Mean between-arm changes and 95% CIs49 for measured clinical risk factors are reported in Table 2. Intention-to-treat analysis for the virtual advisor cohort identified statistically significant within-arm reductions of diastolic blood pressure (2.3%), heart rate (2.5%), and BMI (2.6%). For the human advisor cohort, significant reductions were identified for systolic blood pressure (2.8%), diastolic blood pressure (3.0%), and BMI (2.7%). For both arms, significant decreases at 12 months were noted for total reported sedentary time (virtual advisor: P = .03 vs human advisor: P = .02) and time watching television/videos virtual advisor: P < .001 vs human advisor: P = .01) (Table 2).

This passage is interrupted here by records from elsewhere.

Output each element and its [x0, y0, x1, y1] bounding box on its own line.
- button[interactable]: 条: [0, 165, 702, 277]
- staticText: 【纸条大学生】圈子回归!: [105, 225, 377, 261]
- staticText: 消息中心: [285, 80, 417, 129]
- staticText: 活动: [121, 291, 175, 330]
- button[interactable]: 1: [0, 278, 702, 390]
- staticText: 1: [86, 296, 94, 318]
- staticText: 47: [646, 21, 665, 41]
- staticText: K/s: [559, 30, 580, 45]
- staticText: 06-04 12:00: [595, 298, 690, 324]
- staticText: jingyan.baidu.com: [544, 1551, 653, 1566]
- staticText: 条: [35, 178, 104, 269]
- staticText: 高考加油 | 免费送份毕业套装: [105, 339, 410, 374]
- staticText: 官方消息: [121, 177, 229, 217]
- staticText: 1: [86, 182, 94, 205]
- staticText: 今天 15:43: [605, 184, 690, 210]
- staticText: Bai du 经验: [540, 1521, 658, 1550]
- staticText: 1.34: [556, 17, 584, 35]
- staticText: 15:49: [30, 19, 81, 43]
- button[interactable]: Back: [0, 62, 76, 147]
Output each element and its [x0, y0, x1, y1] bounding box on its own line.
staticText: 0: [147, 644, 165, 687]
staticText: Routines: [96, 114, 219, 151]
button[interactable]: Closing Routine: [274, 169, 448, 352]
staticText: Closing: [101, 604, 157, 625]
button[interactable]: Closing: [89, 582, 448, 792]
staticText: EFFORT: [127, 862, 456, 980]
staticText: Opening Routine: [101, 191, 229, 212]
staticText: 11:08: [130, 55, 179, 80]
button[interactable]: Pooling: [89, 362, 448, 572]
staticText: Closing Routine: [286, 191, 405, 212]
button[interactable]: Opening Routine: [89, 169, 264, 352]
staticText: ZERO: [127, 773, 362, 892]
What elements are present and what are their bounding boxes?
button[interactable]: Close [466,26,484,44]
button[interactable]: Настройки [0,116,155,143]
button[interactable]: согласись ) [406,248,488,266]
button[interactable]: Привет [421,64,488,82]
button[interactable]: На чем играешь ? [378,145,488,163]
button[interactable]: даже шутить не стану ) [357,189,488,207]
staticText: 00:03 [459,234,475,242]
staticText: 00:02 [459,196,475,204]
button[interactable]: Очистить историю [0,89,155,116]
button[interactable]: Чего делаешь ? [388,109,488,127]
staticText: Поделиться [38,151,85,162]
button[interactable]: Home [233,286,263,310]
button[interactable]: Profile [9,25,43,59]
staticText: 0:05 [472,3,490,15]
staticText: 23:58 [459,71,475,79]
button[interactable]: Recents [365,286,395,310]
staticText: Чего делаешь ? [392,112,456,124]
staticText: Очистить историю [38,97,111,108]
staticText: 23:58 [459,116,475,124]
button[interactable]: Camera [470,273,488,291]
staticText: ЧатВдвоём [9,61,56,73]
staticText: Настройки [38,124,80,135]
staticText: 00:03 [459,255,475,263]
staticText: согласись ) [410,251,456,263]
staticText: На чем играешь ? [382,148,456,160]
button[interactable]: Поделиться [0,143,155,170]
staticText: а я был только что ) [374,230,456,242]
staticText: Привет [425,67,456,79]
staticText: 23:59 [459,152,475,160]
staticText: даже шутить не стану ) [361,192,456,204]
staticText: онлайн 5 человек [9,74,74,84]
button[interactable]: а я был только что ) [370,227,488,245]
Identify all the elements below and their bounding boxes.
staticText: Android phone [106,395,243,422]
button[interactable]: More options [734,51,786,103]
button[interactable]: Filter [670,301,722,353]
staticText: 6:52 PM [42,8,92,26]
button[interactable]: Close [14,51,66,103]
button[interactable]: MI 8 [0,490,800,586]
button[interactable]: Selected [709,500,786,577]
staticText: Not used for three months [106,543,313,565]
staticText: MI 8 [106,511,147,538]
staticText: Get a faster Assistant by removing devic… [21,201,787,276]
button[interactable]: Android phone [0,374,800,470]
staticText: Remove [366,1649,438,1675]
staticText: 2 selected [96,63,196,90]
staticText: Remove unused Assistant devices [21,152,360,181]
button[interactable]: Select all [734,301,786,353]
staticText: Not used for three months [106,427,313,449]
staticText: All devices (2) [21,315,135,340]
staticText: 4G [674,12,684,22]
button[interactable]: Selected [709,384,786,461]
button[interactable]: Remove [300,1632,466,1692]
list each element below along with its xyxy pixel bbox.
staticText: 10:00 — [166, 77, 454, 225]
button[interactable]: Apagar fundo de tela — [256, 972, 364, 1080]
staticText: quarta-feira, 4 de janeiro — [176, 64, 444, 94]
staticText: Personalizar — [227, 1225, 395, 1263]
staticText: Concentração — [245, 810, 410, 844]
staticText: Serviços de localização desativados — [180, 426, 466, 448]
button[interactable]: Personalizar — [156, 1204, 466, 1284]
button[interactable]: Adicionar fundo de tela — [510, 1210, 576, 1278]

Both arms reported improvements in overall well-being35 (Table 2), with the magnitude of the within-arm improvement somewhat larger in the human advisor (mean [SE] change, 3.5 [0.6]; t = 4.1; P < .001) compared with the virtual advisor (mean [SE] change, 1.1 [0.6]; t = 1.8; P = .06) cohorts. The human advisor cohort reported significant pre-post improvements in all 10 domains (eg, good appetite and few aches or pain), while the virtual advisor cohort reported significant improvements in 3 domains (sleep well, feel rested, and full of pep and energy) (eTable 2 in Supplement 1).
Program Satisfaction and Safety
Twelve-month program satisfaction measures indicated no significant between-arm differences in participants’ comfort with their advisor and overall helpfulness of advisor information, including reaching PA goals (eTable 3 in Supplement 1). Overall ratings of advisor support from the Working Alliance Inventory (bonding subscale) were significantly higher in the human vs virtual advisor cohort (difference, −0.89; 95% CI, −1.28 to −0.50; t = −4.53; P < .001), although, compared with the virtual advisor cohort, human advisor participants indicated that their advisor sessions were too long (difference, −0.52; 95% CI, −0.89 to −0.17; t = 2.9; P = .005). The longer human advisor session length was expected, given that human advisors were able to engage in broader conversational dialogues compared with the virtual advisors.
Technical problems with the virtual advisor were infrequent and resolved remotely by Northeastern University in partnership with Stanford University. Common problems accompanying software upgrades included simple system shutdowns, graphical issues, and data reading errors. These issues were resolved once reported and did not interfere unduly with the intervention.
No serious adverse events or deaths were reported for either arm. Seven participants (virtual advisor, 3; human advisor, 4) experiencing milder events (eg, leg pain/discomfort) remained in the study, and all were able to resume PA following the reported event.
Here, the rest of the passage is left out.